1996 News Story

Higher education stressed at Algiers conference

Addressing the Sixth Conference of Arab Ministers of Higher Education and Scientific Research in Algiers last night, Saudi Minister of Higher Education Dr. Khalid Al-Angary stressed the importance of higher education, and called on the Arab world to follow up on scientific developments and technical progress, but "that should not be at the expense of our Arab and Islamic identity", he said. Highlighting the great strides the Kingdom has made in this field, Dr. Al-Angary reiterated the attention given to the entire educational sector by Custodian of the Two Holy Mosques King Fahd Bin Abdul Aziz. Both general and higher education are steadily progressing in the Kingdom under his wise policy, which focuses on acquisition of knowledge without harm to Islamic values.

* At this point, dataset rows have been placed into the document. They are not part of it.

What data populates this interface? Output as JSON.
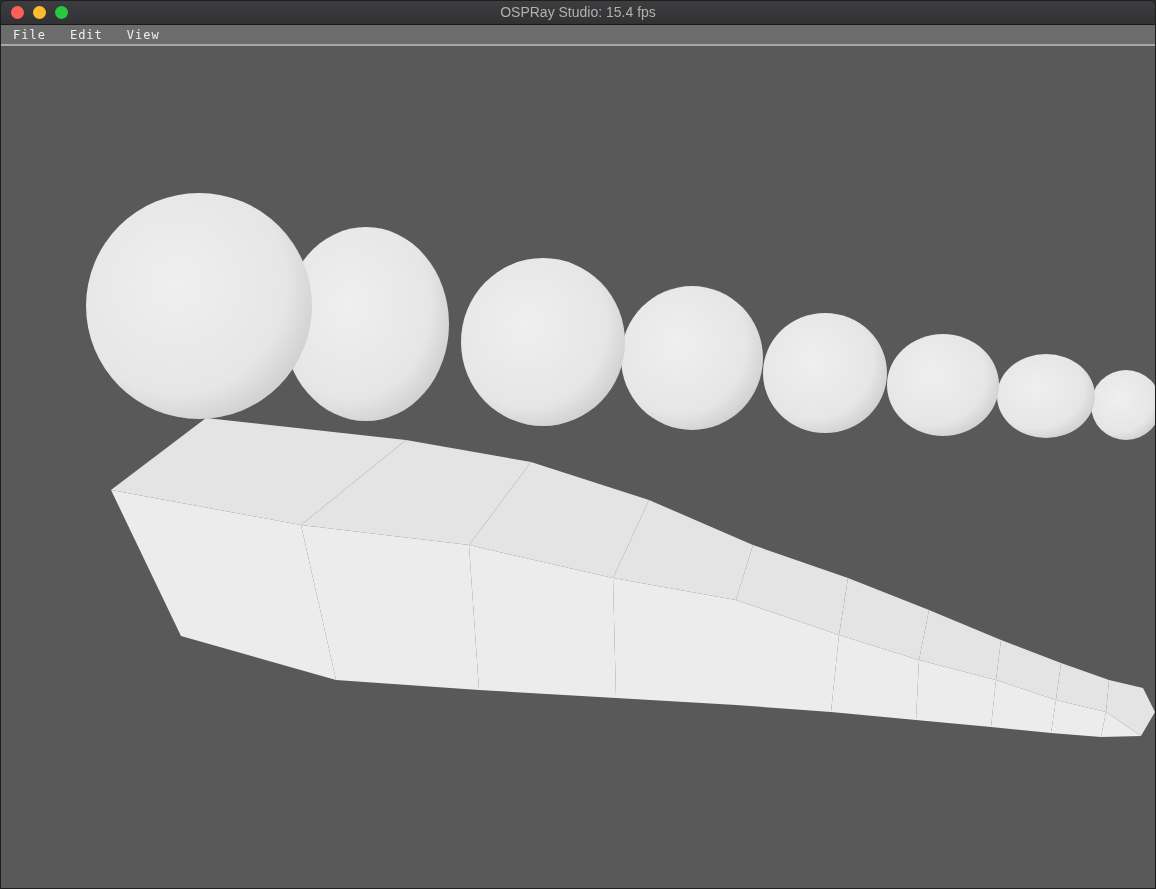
{
  "window": {
    "title": "OSPRay Studio: 15.4 fps"
  },
  "menu_bar": [
    {
      "label": "File"
    },
    {
      "label": "Edit"
    },
    {
      "label": "View"
    }
  ]
}
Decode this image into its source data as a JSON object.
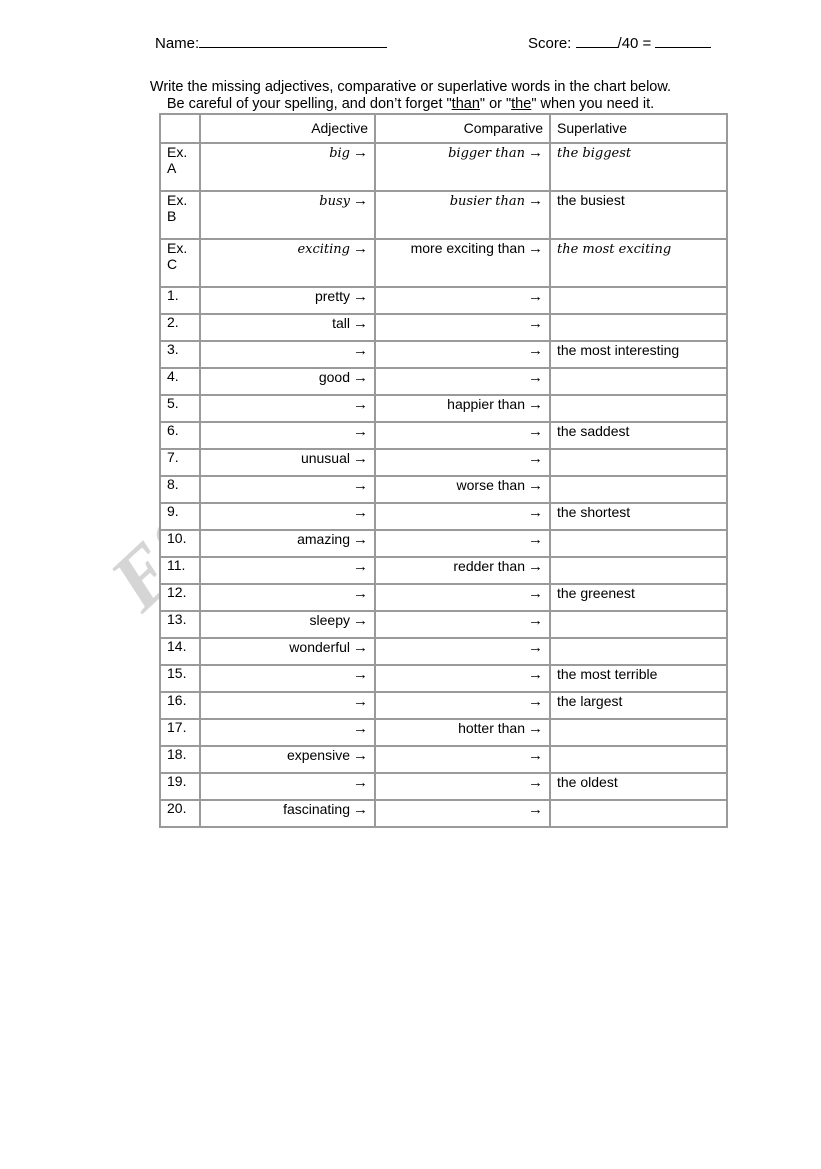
{
  "header": {
    "name_label": "Name:",
    "score_label": "Score:",
    "score_denominator": "/40 =",
    "name_blank": "",
    "score_blank_1": "",
    "score_blank_2": ""
  },
  "instructions": {
    "line1": "Write the missing adjectives, comparative or superlative words in the chart below.",
    "line2_a": "Be careful of your spelling, and don’t forget \"",
    "line2_than": "than",
    "line2_b": "\" or \"",
    "line2_the": "the",
    "line2_c": "\" when you need it."
  },
  "chart": {
    "columns": {
      "number": "",
      "adjective": "Adjective",
      "comparative": "Comparative",
      "superlative": "Superlative"
    },
    "arrow_glyph": "→",
    "shade_color": "#c6c6c6",
    "border_color": "#9a9a9a",
    "examples": [
      {
        "number": "Ex. A",
        "adjective": "big",
        "adjective_script": true,
        "comparative": "bigger than",
        "comparative_script": true,
        "superlative": "the biggest",
        "superlative_script": true
      },
      {
        "number": "Ex. B",
        "adjective": "busy",
        "adjective_script": true,
        "comparative": "busier than",
        "comparative_script": true,
        "superlative": "the busiest",
        "superlative_script": false
      },
      {
        "number": "Ex. C",
        "adjective": "exciting",
        "adjective_script": true,
        "comparative": "more exciting than",
        "comparative_script": false,
        "superlative": "the most exciting",
        "superlative_script": true
      }
    ],
    "rows": [
      {
        "number": "1.",
        "adjective": "pretty",
        "comparative": "",
        "superlative": ""
      },
      {
        "number": "2.",
        "adjective": "tall",
        "comparative": "",
        "superlative": ""
      },
      {
        "number": "3.",
        "adjective": "",
        "comparative": "",
        "superlative": "the most interesting"
      },
      {
        "number": "4.",
        "adjective": "good",
        "comparative": "",
        "superlative": ""
      },
      {
        "number": "5.",
        "adjective": "",
        "comparative": "happier than",
        "superlative": ""
      },
      {
        "number": "6.",
        "adjective": "",
        "comparative": "",
        "superlative": "the saddest"
      },
      {
        "number": "7.",
        "adjective": "unusual",
        "comparative": "",
        "superlative": ""
      },
      {
        "number": "8.",
        "adjective": "",
        "comparative": "worse than",
        "superlative": ""
      },
      {
        "number": "9.",
        "adjective": "",
        "comparative": "",
        "superlative": "the shortest"
      },
      {
        "number": "10.",
        "adjective": "amazing",
        "comparative": "",
        "superlative": ""
      },
      {
        "number": "11.",
        "adjective": "",
        "comparative": "redder than",
        "superlative": ""
      },
      {
        "number": "12.",
        "adjective": "",
        "comparative": "",
        "superlative": "the greenest"
      },
      {
        "number": "13.",
        "adjective": "sleepy",
        "comparative": "",
        "superlative": ""
      },
      {
        "number": "14.",
        "adjective": "wonderful",
        "comparative": "",
        "superlative": ""
      },
      {
        "number": "15.",
        "adjective": "",
        "comparative": "",
        "superlative": "the most terrible"
      },
      {
        "number": "16.",
        "adjective": "",
        "comparative": "",
        "superlative": "the largest"
      },
      {
        "number": "17.",
        "adjective": "",
        "comparative": "hotter than",
        "superlative": ""
      },
      {
        "number": "18.",
        "adjective": "expensive",
        "comparative": "",
        "superlative": ""
      },
      {
        "number": "19.",
        "adjective": "",
        "comparative": "",
        "superlative": "the oldest"
      },
      {
        "number": "20.",
        "adjective": "fascinating",
        "comparative": "",
        "superlative": ""
      }
    ]
  },
  "watermark": {
    "text": "ESLprintables.com",
    "color": "#9d9d9d"
  }
}
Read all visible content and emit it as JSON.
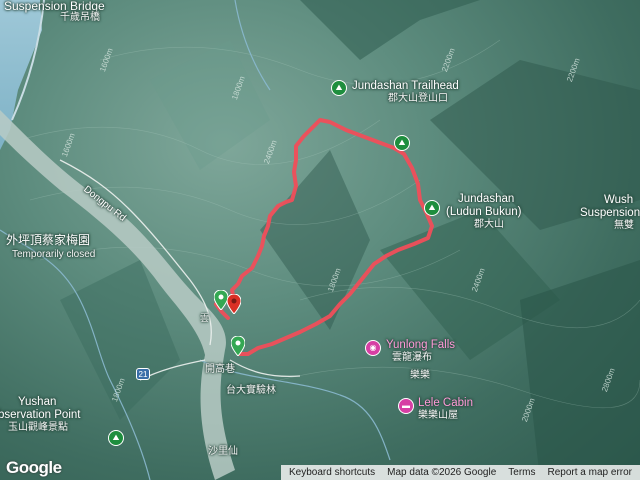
{
  "labels": {
    "suspension_bridge": "Suspension Bridge",
    "qianzui_bridge": "千歲吊橋",
    "trailhead_en": "Jundashan Trailhead",
    "trailhead_zh": "郡大山登山口",
    "peak_en_1": "Jundashan",
    "peak_en_2": "(Ludun Bukun)",
    "peak_zh": "郡大山",
    "wush_1": "Wush",
    "wush_2": "Suspension",
    "wush_zh": "無雙",
    "dongpu_rd": "Dongpu Rd",
    "farm_zh": "外坪頂蔡家梅園",
    "temp_closed": "Temporarily closed",
    "falls_en": "Yunlong Falls",
    "falls_zh": "雲龍瀑布",
    "lele_area": "樂樂",
    "cabin_en": "Lele Cabin",
    "cabin_zh": "樂樂山屋",
    "kaigao": "開高巷",
    "ntu_farm": "台大實驗林",
    "yushan_1": "Yushan",
    "yushan_2": "bservation Point",
    "yushan_zh": "玉山觀峰景點",
    "shalixian": "沙里仙",
    "road_21": "21",
    "side_zh": "",
    "small_label": "雲"
  },
  "elevations": [
    "2200m",
    "2200m",
    "1600m",
    "1600m",
    "2400m",
    "1800m",
    "1800m",
    "2400m",
    "2000m",
    "1800m",
    "2800m"
  ],
  "route_color": "#f04e5a",
  "google_logo": "Google",
  "attribution": {
    "shortcuts": "Keyboard shortcuts",
    "data": "Map data ©2026 Google",
    "terms": "Terms",
    "report": "Report a map error"
  }
}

Dr. Al-Angary called for greater cooperation among Arab universities, and for the establishment of joint scientific institutions as well as an evaluation of existing institutions, underscoring the importance of Arabization of higher education in order to pave the way for the realization of Arab innovation in all spheres. The infrastructure on which Arabization will depend includes translation of books and periodicals published in other languages as well as of research papers and seminar reports. Establishment of a Translation Training Center, said Dr. Al-Angary, is an essential matter.

At the conference, the Arab Bureau for Education in the Gulf States (ABEGS) reported that the number of universities in the Arabian Gulf area is 13, with King Saud University in Saudi Arabia the oldest, and Bahrain University the youngest. The total number of students registered at these universities in the academic year 1994-95 was just over 1.2 million. The number of academic staff was 18,775.